Actor Don Cheadle said that both unconscious bias and conscious, which he said plagues the nation, hold America back from achieving racial equality.

“People do not realize that they have these biases,” he said. 

He said now, in light of the nationwide unrest, they are starting to finally fully open their eyes. 

“My friends are really realizing it now,” he said. “It’s really coming out now and they are really understanding the impact of inaction.”

Cheadle said that people can no longer think that just “because they’re good people and they do good things during the day and they are nice to people that that’s actually enough to tear down something has been systematic and has been not only institutionalized but it’s quantified in the articles of articles of the creation of this country.”

He said that this moment in history, the protest and the change in general public opinion, is the cultivation of many moments coming together. Barnes noted that white “people are waking up to a reality that they have never experienced.”   

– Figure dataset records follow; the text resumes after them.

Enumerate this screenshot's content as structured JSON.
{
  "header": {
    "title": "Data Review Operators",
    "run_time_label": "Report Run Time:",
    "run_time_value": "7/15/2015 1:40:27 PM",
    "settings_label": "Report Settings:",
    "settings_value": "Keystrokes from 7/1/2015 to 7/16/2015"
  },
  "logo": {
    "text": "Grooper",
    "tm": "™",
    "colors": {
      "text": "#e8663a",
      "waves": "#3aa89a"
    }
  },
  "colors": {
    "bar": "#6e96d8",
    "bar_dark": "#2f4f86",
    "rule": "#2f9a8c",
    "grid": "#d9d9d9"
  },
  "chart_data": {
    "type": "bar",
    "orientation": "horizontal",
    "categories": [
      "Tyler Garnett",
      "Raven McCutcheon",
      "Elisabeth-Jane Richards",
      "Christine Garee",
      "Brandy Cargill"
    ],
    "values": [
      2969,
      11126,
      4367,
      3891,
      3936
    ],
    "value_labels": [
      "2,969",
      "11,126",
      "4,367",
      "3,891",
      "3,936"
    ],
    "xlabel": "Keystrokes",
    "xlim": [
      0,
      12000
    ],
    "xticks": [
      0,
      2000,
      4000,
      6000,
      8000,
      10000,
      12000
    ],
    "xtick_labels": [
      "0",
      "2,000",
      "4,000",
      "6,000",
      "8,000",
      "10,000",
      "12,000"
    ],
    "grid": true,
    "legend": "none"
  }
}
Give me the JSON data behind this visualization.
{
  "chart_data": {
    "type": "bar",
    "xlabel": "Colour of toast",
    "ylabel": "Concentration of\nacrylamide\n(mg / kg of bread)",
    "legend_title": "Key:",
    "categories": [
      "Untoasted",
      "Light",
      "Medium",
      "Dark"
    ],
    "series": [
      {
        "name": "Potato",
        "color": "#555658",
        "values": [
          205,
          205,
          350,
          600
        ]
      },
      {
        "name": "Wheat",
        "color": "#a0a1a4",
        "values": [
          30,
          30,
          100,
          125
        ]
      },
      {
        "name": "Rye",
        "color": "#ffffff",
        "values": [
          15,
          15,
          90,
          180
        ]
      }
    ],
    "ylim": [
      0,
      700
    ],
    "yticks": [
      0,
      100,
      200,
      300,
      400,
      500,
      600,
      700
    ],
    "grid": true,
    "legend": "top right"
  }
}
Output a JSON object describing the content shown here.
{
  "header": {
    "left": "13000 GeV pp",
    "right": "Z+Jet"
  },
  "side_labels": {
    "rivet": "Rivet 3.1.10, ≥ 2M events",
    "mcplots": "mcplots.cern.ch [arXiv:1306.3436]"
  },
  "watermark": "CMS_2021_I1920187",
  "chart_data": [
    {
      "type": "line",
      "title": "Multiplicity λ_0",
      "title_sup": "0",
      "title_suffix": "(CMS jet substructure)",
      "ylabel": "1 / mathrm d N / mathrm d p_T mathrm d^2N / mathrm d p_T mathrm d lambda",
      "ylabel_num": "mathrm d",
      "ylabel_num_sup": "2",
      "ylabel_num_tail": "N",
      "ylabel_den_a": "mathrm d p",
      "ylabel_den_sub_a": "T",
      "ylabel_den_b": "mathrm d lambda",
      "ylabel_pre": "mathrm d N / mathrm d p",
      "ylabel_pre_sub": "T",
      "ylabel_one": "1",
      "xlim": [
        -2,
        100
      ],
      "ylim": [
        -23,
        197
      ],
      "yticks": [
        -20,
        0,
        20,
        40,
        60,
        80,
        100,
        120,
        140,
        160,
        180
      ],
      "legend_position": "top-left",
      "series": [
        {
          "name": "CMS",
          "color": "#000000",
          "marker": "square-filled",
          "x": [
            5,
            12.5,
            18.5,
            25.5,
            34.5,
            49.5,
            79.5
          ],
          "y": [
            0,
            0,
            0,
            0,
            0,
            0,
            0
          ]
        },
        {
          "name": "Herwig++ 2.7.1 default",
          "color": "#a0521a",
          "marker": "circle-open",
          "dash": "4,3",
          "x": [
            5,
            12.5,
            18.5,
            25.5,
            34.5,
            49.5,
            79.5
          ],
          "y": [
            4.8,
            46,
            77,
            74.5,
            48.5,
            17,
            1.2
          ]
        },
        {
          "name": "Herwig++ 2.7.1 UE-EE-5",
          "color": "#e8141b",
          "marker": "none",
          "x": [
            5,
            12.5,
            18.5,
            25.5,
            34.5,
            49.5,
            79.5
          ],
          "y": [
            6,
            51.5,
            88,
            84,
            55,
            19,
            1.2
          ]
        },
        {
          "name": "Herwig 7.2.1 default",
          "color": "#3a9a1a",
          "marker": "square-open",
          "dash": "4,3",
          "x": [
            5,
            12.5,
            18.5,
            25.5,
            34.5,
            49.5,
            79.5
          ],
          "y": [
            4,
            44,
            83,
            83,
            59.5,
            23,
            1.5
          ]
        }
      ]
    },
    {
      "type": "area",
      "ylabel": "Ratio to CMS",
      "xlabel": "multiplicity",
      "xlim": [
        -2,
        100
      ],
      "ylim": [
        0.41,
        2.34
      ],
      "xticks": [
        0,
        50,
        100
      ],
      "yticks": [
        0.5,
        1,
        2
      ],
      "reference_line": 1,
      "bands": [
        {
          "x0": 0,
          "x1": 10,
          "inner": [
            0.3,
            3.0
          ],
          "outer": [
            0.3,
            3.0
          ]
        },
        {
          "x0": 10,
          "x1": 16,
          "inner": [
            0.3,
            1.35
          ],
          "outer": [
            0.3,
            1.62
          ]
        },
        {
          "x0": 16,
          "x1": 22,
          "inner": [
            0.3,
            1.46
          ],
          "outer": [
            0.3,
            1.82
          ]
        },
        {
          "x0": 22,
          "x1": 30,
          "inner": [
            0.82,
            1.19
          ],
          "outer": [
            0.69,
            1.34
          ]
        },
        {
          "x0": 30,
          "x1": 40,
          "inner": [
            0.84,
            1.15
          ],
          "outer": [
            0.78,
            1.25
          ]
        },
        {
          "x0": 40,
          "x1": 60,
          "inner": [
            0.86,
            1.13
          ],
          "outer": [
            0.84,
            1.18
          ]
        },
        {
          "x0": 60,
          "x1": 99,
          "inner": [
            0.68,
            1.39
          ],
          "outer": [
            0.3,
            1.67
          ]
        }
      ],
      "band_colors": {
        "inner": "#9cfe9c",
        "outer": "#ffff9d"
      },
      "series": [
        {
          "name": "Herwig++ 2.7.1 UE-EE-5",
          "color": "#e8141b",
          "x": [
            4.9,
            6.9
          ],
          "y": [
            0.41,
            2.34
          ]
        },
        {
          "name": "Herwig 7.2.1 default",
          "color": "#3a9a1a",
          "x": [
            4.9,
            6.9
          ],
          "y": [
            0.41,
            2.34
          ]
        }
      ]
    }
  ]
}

Cheadle said that white people must face America’s racism and the racism within themselves head on.

"If powerful white people aren’t willing to have these kinds of conversations and hold each other accountable for that [...] I don’t know how this will change but this is absolutely the moment to impress upon them that it has to,” he said.

If America fails to do so, Cheadle warned “we are looking at a very bad outcome.”

He noted that the infamous 1992 Los Angeles riots only occurred after the policemen in the Rodney King case were acquitted of beating him. He said Chauvin's case hasn’t even made it to trial yet.

‘"We may not be at the greatest point of this yet and that’s terrifying,” the actor and activist stated.

While the panel questioned if America had the courage and strength to fix some of its longstanding racial issues, they all expressed hope that it might. This moment in time does indeed show glimmers of hope.

“It’s going to be a fight and it’s going to be a struggle,” Cheadle told Lee.